Palliative surgery is performed in some cases for jaundice or intestinal obstruction. Jaundice is usually treated by a stent – surgery is not usually needed for this problem. Intestinal obstruction can sometimes also be treated with an intestinal stent. Sometimes cancer spread beyond the scope of the cancer operation is found only after the operation is started. Fortunately this is much less common today than it was in the past. However when this occurs a palliative operation to eliminate jaundice and intestinal obstruction will usually be done.
Pancreatic cancer is a very specialized area and patients are best treated at a high volume tertiary care center. These are usually NIH Designated Comprehensive Cancer Centers of which there are more than 20 in the USA such as the Siteman Cancer Center at Washington University in St Louis. These centers are highly experienced in treatment of all phases of this disease. Once the management plan is formulated it may be possible to administer some parts of the treatment closer to home for those patients who live distant from the cancer center. It is wise to remember that there are several types of pancreatic cancer and the management and outcome is dependent on the type. The subsequent responses will be in regard to the common type of pancreatic cancer called Adenocarcinoma of the Pancreas or Ductal Adenocarcinoma of the pancreas.
At the cancer center the patient will be evaluated by a multidisciplinary team consisting of surgeon, medical oncologist, gastroenterologist and radiologist. Diagnosis and the clinical stage of the disease will be determined and an appropriate management plan will be initiated.
Pancreatic cancers may be divided into those that are local, regional or systemic.
Patients who have local cancers are in the best situation for surgical excision of the cancer by standard surgical procedures such as the Whipple procedure (cancers of the head of the pancreas) or the RAMPS procedure (cancer of the body and tail of the pancreas. Cancers which are local can be removed by these procedures without any prior chemotherapy of radiation.
Regional spread of cancer may occur in the tissues around the pancreas. Depending on the site of spread the cancers may be immediately resectable or not. Those which are not are often referred to as borderline. Such cancers may sometimes be converted into a resectable type (meaning one which can be removed by surgery) by the use of chemotherapy with or without radiation therapy. This is often referred to as downsizing the cancer. Downsizing has become more successful in recent years.
Cancers which have become systemic have spread to sites distant form the pancreas such as the liver and the lung. Such patient are rarely eligible for surgical treatments aimed at cure although on occasion may be helped by palliative procedures.

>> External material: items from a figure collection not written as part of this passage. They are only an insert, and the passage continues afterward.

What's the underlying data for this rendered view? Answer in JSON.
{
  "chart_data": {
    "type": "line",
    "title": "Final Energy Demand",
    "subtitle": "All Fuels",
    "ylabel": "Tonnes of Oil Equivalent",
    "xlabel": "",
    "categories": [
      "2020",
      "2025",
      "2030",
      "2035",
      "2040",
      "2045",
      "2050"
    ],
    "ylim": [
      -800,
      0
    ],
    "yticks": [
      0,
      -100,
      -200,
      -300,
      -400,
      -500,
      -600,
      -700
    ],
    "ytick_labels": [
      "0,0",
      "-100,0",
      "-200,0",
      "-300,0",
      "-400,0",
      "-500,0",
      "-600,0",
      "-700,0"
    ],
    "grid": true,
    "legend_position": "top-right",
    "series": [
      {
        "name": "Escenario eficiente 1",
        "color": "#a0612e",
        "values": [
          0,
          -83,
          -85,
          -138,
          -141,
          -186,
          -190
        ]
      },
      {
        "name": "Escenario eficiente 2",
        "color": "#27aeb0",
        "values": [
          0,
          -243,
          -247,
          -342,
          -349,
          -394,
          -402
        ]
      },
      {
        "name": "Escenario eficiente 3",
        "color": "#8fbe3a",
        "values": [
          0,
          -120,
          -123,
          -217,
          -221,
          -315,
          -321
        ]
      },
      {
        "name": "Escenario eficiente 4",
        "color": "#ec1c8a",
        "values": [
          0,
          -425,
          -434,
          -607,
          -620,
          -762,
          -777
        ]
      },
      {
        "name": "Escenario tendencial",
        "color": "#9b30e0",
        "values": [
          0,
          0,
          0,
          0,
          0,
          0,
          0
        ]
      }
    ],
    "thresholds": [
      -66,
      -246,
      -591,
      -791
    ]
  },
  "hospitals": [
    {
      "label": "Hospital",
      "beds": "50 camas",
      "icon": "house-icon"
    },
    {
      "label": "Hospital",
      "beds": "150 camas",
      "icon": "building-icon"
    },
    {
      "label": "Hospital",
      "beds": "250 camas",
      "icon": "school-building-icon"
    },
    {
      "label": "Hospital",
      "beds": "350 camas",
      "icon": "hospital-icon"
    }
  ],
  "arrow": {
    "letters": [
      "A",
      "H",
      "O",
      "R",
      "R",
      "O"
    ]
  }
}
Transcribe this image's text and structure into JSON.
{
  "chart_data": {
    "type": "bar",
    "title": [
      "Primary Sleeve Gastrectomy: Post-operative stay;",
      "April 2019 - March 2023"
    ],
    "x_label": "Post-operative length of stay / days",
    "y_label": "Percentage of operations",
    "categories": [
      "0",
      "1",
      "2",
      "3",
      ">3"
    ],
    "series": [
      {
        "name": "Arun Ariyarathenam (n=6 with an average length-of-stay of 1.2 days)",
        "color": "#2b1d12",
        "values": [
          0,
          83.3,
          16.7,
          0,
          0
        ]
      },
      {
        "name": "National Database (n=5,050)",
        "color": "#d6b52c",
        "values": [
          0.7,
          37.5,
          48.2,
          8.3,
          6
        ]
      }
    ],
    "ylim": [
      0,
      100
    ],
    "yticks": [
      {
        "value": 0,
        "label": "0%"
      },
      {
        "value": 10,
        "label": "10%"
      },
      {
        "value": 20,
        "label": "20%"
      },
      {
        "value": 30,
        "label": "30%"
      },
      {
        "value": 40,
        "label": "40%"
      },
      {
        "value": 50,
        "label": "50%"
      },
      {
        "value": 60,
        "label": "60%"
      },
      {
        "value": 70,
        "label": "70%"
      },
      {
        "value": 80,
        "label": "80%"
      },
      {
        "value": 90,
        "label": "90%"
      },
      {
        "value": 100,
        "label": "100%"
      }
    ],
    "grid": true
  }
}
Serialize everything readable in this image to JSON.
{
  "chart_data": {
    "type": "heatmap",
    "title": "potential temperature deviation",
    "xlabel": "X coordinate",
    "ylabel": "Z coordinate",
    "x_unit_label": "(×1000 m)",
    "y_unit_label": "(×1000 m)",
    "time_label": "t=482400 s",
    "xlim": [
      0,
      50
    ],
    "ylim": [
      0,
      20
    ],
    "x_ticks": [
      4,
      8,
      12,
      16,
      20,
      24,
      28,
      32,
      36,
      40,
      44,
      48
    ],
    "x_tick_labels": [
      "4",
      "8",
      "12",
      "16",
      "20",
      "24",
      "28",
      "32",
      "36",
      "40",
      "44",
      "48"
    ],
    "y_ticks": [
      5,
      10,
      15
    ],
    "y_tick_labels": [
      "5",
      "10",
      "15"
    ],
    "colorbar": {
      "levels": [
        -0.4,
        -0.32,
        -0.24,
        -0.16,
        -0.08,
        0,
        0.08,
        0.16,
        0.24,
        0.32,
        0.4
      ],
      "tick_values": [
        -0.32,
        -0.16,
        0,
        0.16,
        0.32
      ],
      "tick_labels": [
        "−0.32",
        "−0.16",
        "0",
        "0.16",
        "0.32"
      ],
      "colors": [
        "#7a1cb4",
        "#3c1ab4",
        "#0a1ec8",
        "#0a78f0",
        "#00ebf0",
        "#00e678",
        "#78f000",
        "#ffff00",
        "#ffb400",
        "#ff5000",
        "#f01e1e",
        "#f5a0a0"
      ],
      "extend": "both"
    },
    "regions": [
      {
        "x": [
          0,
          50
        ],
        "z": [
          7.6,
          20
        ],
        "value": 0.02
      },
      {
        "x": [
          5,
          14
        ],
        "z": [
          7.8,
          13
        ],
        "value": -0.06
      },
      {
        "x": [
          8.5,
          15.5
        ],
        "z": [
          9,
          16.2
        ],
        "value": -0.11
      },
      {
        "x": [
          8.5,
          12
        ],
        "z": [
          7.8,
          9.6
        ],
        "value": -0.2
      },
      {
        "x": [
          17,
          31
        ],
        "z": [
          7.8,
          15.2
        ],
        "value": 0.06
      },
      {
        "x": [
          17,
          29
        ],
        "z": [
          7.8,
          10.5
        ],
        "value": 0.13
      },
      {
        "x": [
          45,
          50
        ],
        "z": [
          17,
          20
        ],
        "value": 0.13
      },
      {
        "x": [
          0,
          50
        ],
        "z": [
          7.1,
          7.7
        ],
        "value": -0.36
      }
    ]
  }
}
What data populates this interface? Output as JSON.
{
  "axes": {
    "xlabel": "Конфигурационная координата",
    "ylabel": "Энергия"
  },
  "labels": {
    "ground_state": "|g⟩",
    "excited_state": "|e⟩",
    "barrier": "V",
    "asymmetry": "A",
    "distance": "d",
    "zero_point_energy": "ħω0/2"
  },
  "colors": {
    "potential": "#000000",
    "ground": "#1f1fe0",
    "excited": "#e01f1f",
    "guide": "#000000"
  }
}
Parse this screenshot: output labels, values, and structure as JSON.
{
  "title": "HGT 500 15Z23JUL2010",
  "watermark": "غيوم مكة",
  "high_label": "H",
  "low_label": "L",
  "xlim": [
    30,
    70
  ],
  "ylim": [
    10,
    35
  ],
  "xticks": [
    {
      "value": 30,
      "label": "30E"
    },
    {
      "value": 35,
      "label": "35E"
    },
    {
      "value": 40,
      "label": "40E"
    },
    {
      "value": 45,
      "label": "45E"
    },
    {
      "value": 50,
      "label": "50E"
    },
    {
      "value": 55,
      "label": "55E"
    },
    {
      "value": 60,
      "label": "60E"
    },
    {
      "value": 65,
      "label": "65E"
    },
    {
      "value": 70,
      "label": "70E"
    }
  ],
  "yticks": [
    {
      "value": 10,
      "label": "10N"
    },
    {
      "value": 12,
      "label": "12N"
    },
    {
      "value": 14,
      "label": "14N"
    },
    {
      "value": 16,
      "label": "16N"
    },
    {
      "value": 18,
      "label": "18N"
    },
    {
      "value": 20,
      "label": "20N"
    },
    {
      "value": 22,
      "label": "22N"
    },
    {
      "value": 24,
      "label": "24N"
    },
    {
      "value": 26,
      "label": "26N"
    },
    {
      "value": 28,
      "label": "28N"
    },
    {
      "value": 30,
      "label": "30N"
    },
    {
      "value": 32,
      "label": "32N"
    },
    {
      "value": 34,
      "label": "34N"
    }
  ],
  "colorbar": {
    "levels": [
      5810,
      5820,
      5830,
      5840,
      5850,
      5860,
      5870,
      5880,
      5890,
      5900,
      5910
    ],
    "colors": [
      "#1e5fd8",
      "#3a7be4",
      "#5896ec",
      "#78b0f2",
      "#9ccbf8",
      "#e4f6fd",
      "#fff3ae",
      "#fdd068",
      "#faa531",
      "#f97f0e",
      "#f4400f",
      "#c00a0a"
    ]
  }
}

Patients will see a surgeon early on when the disease is local or regional.
The patient and family will meet the surgeon and establish a working relationship. The surgeon will go over the history of the disease and examine the patient as well as the record of tests and X-rays a review the X-rays that have been done before coming to the Comprehensive Cancer center. The surgeon is seeking to answer several questions. Is the diagnosis correct? Is the clinical stage of the cancer such that it can be removed presently? If the answer to the last question is in the negative then the surgeon will ask what aspect of the spread of the cancer needs to be treated so that the cancer can be removed at a later date. Based upon the answers to these questions the surgeon will initiate testing or advise the patient to proceed to surgery.